After playing his first practice round at Royal Lytham on Monday, Watson -- who also prepped with rounds at Royal Birkdale and St. Annes over the weekend -- knows playing smart will be more important than trying to overpower the course. The seaside layout features extremely thick rough, placing a premium on accuracy, and there are in excess of 200 bunkers to add even more challenge.
"You've got to hit fairways around here so you can control your next shot, your shot into greens, because it's so demanding around with all these pot bunkers around the green, so you've got to try to execute and miss the greens on the right side," Watson explained. "So it's something I'm going to have to really work on, different mindset, different game plan.
"I mean, it's something that you just learn over time. It's not going to happen. You're not going to be the best at links the first time you come to links. You've got to learn that skill over the years, and hopefully I start learning it pretty quick."
Watson's record at the Open Championship isn't stellar with two missed cuts and a tie for 30th last year. But the American finds links golf to be fun and he has the creativity to conquer the barren terrain -- remember that shot he curved out of the trees on the second playoff hole at Augusta National? The rain and wind that's expected Thursday and Sunday will only add to the test.

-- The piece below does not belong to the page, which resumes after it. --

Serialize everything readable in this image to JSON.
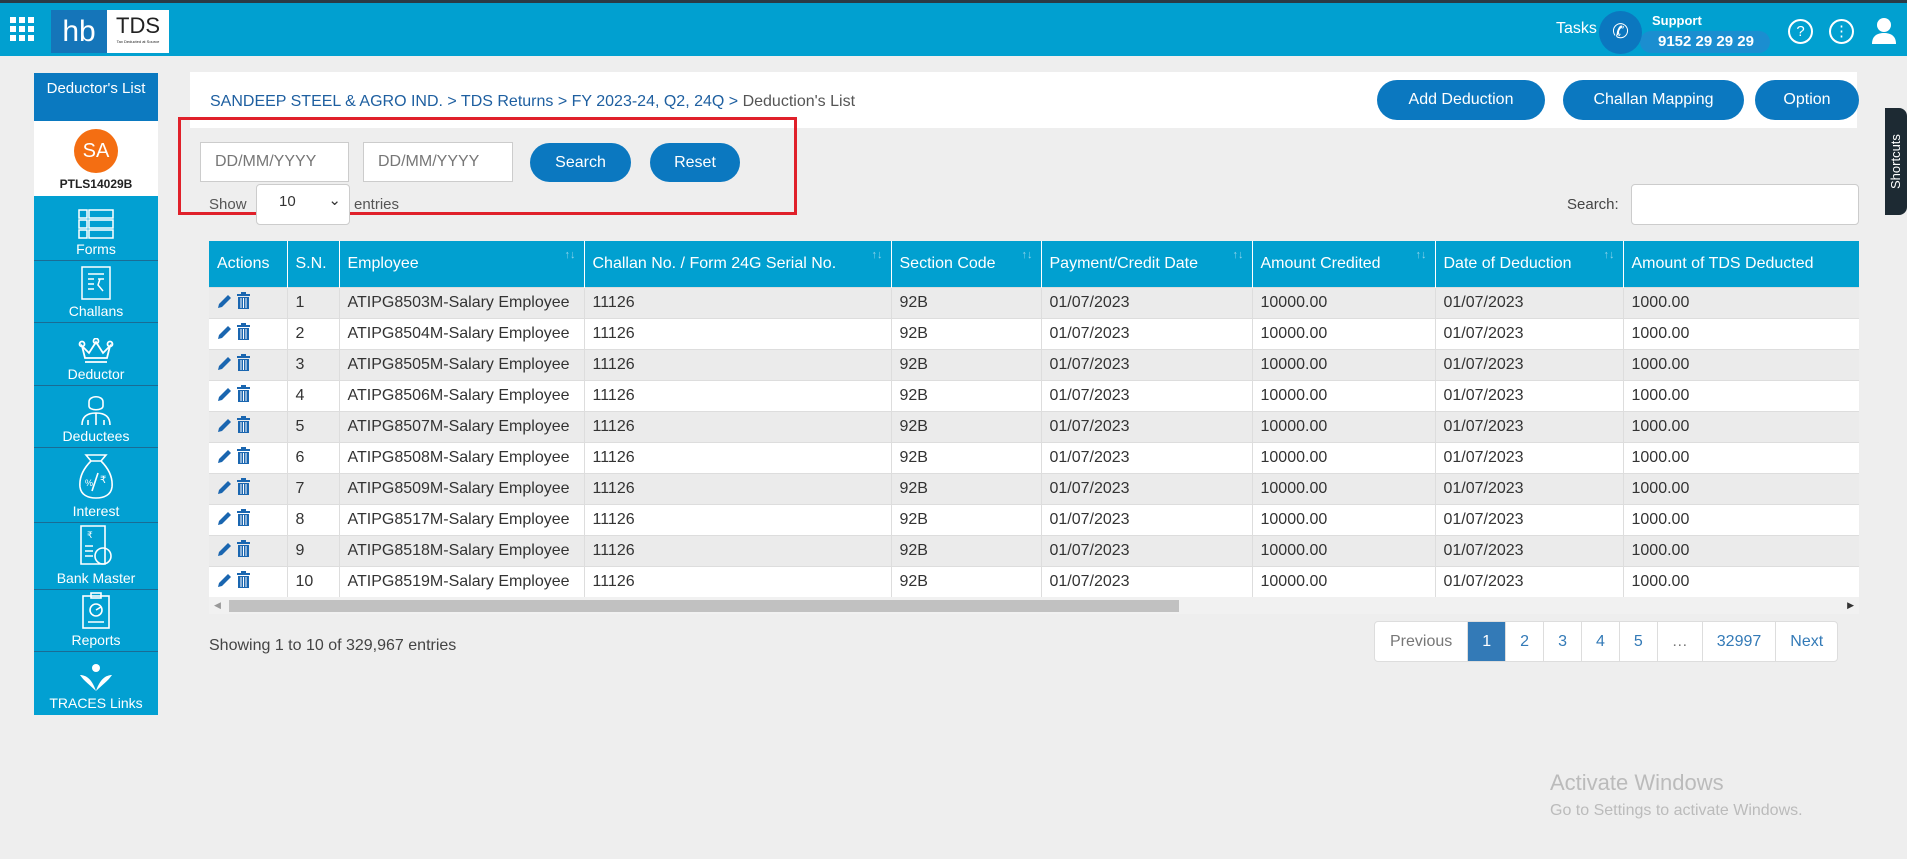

"What I like about the game of golf more than the other sports is that the other sports are a set field," Watson said. "Basketball is a set height of goal, there's no wind. There's always challenges in golf. There's all kinds of challenges. There's rain, there's not rain. And so for me, certain golf courses, certain tests that we have throughout the year are going to change your strategy. They're going to change the way you play the game.
"You go to a U.S. Open, you go to tough weather conditions of the British Open -- it's going to be par is your friend. You make a lot of pars, you're probably going to do well. So there's a lot of challenges like that, and there's some golf courses, some tournaments where 30 under wins it. So you've just got to play for birdie after birdie after birdie.
"You have to just go with what the golf course is giving you, unlike other sports where it's always the same. So you always have to change your strategy no matter what it is."
As long as he can stay focused on the task at hand.